El Gobierno se pega un tiro en el pie con el apagón
Desde el primer momento, el Ejecutivo ha desplegado una estrategia orientada más a diluir su responsabilidad que a esclarecer con rigor las causas del colapso. Y lo ha hecho tratando de repartir culpas a partes iguales entre Red Eléctrica de España (REE) —con un 20 % de capital público y presidida por la exministra socialista Beatriz Corredor— y las compañías eléctricas privadas.
La tesis oficial es que el fallo fue “multifactorial”, una fórmula ambigua que permite señalar sin acusar, insinuar sin asumir. Según la vicepresidenta tercera, Sara Aagesen, el origen del apagón estaría en una combinación de elementos técnicos: fenómenos de sobretensión, desconexiones automáticas de varias plantas, y la baja programación de energía síncrona convencional.
Un diagnóstico que, a pesar de su envoltorio técnico, deja entrever un movimiento político calculado para contener daños. De esta forma, evita apuntar directamente al diseño del sistema o a decisiones de planificación energética del propio Gobierno.
El relato institucional ha encontrado en las plantas fotovoltaicas un chivo expiatorio útil. De manera más o menos explícita, se ha sugerido que fueron estas instalaciones —o al menos algunas de ellas— las que originaron la cadena de desconexiones que desembocó en el cero energético.
Pero esa insinuación choca frontalmente con la política que el Ejecutivo dice abanderar, la del impulso decidido a las energías renovables. ¿Cómo puede sostenerse que una o dos plantas solares, con un peso económico marginal, tengan capacidad para provocar un apagón de escala nacional?
Y lo que es aún más grave, si realmente fueran responsables, deberían asumir indemnizaciones multimillonarias por los perjuicios causados a la industria. La implicación es clara y preocupante. Si producir energía renovable expone a un operador a semejante riesgo legal y reputacional, ¿quién querrá invertir en ella?
Esta retórica de ‘apuntar sin disparar’ ha terminado siendo un tiro en el pie para un Gobierno que se declara defensor de la transición energética. Asignar responsabilidades tan graves a instalaciones fotovoltaicas no solo desincentiva la inversión en el sector, sino que erosiona la confianza en un sistema que necesita urgentemente seguridad jurídica y estabilidad normativa.
El precedente es aún más alarmante si se considera que desde días antes del apagón ya se registraban anomalías en la red. El 22 de abril, técnicos y operadores alertaban de fenómenos extraños —sobretensiones y oscilaciones de frecuencia— que anticipaban un desajuste estructural.

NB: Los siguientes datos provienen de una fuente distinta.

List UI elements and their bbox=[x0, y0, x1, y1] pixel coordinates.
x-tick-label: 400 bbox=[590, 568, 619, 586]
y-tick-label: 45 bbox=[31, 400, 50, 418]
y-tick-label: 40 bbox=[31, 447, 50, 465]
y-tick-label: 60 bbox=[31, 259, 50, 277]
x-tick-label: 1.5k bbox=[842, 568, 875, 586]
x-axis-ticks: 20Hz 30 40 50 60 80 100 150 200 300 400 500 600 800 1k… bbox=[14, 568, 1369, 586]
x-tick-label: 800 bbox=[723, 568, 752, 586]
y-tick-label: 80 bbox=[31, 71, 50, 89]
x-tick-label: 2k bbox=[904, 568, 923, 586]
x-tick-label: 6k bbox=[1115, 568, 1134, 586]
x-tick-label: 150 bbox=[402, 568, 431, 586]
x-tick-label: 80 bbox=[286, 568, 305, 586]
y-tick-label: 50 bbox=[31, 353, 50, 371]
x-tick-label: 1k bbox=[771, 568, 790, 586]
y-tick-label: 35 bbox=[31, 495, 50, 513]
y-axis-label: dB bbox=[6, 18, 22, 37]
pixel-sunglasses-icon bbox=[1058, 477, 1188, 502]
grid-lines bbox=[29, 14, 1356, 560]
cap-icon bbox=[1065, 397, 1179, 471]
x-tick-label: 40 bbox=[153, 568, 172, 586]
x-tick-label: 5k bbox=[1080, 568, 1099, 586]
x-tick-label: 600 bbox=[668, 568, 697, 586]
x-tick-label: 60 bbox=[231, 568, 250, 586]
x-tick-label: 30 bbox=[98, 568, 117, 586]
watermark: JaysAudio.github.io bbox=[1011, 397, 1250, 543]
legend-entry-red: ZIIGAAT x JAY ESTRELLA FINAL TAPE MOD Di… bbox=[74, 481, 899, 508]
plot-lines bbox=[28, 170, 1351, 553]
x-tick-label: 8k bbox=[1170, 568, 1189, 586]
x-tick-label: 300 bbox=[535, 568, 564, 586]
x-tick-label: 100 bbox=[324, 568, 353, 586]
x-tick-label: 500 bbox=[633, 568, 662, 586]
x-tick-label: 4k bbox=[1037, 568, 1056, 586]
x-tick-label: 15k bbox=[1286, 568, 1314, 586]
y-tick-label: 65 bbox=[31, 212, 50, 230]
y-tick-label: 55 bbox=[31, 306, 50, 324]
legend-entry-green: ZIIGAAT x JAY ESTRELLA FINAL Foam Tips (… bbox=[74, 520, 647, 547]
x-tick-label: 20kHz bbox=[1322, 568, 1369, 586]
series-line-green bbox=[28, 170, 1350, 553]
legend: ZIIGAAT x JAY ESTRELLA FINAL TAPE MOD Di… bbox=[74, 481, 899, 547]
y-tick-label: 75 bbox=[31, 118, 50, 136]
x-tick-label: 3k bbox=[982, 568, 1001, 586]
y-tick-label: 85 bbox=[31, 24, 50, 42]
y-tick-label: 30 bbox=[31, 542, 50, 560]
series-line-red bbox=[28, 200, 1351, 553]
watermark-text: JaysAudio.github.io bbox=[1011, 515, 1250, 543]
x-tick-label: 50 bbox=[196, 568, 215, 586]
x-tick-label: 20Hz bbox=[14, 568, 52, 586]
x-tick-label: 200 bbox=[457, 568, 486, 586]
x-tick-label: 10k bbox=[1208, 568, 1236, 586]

Aun así, en el momento crítico, REE optó por programar la menor cuota de generación síncrona convencional del mes, dejando a la red sin el colchón de estabilidad necesario. Cuando las protecciones automáticas comenzaron a desconectar plantas fotovoltaicas por exceso de tensión, la reacción en cadena ya era imparable.
En lugar de asumir que la arquitectura del sistema y su planificación operativa han sido deficientes, el Gobierno ha preferido abrir la puerta a una interpretación que señala a las renovables como parte del problema. En términos estratégicos, es una contradicción flagrante, deslegitima a la pieza central de la transición energética en el mismo momento en que debería reforzarse su papel.
Lo que se percibe desde el sector es un intento desesperado por eludir el coste político del apagón. Pero ese coste, que el Ejecutivo ha querido repartir entre agentes públicos y privados, puede terminar volviéndose en su contra.
Porque si el mensaje que se transmite es que una planta solar puede poner en jaque el sistema eléctrico de un país, lo que se está diciendo, de facto, es que el sistema no es fiable. Y eso, más que ningún apagón, es lo que verdaderamente apaga la confianza.